In general, switching transistors of buck-boost DC to DC converter as an integrated circuits that pump out higher output voltage than the input voltage cannot operate properly because the switching transistors fail to do ON and OFF die to the greater output voltage than supply voltage in the integrated circuits.
In case of CMOS transistors, because a gate voltage determines ON or OFF, a PMOS gate turns on the when its voltage is smaller than a source voltage, and the gate turns off when its voltage is larger than a source voltage, the PMOS transistor's gate requires to maintain a voltage that is smaller than its source voltage, or greater than its source voltage.
FIG. 1 is a schematic of a classic DC/DC converter.
In the FIG. 1, a clock generating unit (110) generates clock signals ck1 and ck2; PMOS transistors M1 and M2 turn themselves on when the clock signals ck1 and ck2 are both low, and turn off when the signals ck1 and ck2 are both high.
On the other hand, NMOS transistors M3 and M4 turn themselves on when ck1 and ck2 are both high, and turn off when the both signals are low. Therefore, if the said clock signal ck1 is low, and ck2 is high, then the transistors M1 and M4 turn on, and current ii flows from an input voltage Vi through the transistor M1, an indictor L1, and the transistor M4, charging the indictor in the process.
When the clock signals ck1 is high and ck2 is low, the transistors M2 and M3 turn on, making a circuit consist of the transistors M2 and M3, the indictor L1, and a capacitor C1. The charges within the indictor then go through the transistor M2, ultimately stored in the capacitor C1. By charging up the capacitor C1, an output voltage Vo gradually increases.
Repeated this process and it would continually increase the output voltage Vo if there are no current consuming loads attached.
Yet, source voltage of the DC/DC converter in the FIG. 1 is fixed to Vi, setting the maximum values of clock signals ck1 and ck2 can take. These clock signals go to gates of the transistors M1, M2, M3, and M4 separately. FIG. 2 is a graph of clock signals, input voltage, output current, and output voltage of a classic DC/DC voltage converter.

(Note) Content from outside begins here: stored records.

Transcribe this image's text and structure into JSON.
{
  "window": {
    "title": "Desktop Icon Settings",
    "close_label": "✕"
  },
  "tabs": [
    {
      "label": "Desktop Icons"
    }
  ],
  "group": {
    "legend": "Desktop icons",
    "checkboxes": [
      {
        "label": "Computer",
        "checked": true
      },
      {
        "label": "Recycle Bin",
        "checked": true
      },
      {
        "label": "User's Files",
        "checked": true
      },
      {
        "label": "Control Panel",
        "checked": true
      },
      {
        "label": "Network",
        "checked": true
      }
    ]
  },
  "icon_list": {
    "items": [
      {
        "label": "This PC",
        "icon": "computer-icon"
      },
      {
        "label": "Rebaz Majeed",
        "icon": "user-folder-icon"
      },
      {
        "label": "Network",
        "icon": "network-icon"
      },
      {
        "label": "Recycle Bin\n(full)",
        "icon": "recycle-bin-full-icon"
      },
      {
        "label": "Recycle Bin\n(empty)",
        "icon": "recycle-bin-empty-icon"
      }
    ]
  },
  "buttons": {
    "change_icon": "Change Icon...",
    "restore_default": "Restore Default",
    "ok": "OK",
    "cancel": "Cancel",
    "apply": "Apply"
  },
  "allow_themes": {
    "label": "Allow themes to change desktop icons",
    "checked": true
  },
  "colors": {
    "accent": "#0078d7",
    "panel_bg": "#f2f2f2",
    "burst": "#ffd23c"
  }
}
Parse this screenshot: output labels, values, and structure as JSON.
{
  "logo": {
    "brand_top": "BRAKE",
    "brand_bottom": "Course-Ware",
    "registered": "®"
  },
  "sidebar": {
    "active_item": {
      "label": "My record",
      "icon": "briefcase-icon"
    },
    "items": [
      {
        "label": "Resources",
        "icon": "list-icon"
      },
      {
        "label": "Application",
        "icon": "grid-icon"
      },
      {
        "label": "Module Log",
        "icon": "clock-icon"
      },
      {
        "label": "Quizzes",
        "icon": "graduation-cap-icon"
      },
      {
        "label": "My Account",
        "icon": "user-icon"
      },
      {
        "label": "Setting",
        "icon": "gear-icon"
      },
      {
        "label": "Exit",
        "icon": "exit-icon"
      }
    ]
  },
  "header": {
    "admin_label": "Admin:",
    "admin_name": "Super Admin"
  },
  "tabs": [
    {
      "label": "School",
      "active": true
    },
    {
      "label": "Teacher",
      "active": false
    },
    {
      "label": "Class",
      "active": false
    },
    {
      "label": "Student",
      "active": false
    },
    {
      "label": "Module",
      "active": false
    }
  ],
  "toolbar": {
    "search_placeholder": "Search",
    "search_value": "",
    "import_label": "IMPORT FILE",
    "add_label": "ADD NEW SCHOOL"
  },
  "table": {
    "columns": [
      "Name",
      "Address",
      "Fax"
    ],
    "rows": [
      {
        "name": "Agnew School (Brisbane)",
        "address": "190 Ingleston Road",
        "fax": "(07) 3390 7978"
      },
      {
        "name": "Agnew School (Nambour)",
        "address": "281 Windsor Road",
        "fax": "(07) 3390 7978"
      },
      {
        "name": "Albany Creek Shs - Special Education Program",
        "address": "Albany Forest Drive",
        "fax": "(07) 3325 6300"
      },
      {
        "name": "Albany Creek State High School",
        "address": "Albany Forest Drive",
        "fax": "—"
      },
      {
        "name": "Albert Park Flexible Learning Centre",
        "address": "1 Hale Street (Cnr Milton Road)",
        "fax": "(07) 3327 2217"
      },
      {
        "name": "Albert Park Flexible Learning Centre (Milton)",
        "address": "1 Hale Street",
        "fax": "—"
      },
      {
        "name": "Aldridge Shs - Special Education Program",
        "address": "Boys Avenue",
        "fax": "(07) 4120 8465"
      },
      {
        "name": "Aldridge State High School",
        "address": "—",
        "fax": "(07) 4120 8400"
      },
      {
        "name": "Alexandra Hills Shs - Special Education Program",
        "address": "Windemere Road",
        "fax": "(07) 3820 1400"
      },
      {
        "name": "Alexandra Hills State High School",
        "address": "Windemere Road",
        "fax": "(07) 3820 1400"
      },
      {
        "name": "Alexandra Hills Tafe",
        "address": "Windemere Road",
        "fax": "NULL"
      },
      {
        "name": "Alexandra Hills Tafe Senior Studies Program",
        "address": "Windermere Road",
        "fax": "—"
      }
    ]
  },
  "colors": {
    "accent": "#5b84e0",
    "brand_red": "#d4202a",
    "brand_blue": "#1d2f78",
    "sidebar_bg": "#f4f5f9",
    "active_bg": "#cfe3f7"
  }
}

After a certain amount of time, when an output voltage Vo becomes greater than an input voltage Vi as FIG. 2 shows, the source voltage of the transistor M2 gets greater than maximum value of the clock signal ck2 that goes into the gate of the transistor M2, resulting in the transistor M2's failure in turning itself off even when the signal ck2 is high.
A greater source voltage than the gate voltage within the transistor M2 means that it is unavailable to control the transistor with the clock signals, eventually making it impossible to function as a boost DC/DC voltage converter.
Currently used method to solve such problem stated above is to add within a DC/DC converter a DC voltage amplifier that boosts up Vi, and uses an output voltage of the DC voltage amplifier Vdd as a reference in producing clock signals ck1 and ck2. To ensure proper operations of transistors, these high clock signals ck1 and ck2 are set to have higher value than an expected maximum value of the output voltage Vo. And yet, such a mechanism requires a DC voltage amplifier within a boost DC/Dc converter, plus the clock signals ck1 and ck2 can become unnecessarily huge even when an output voltage is small.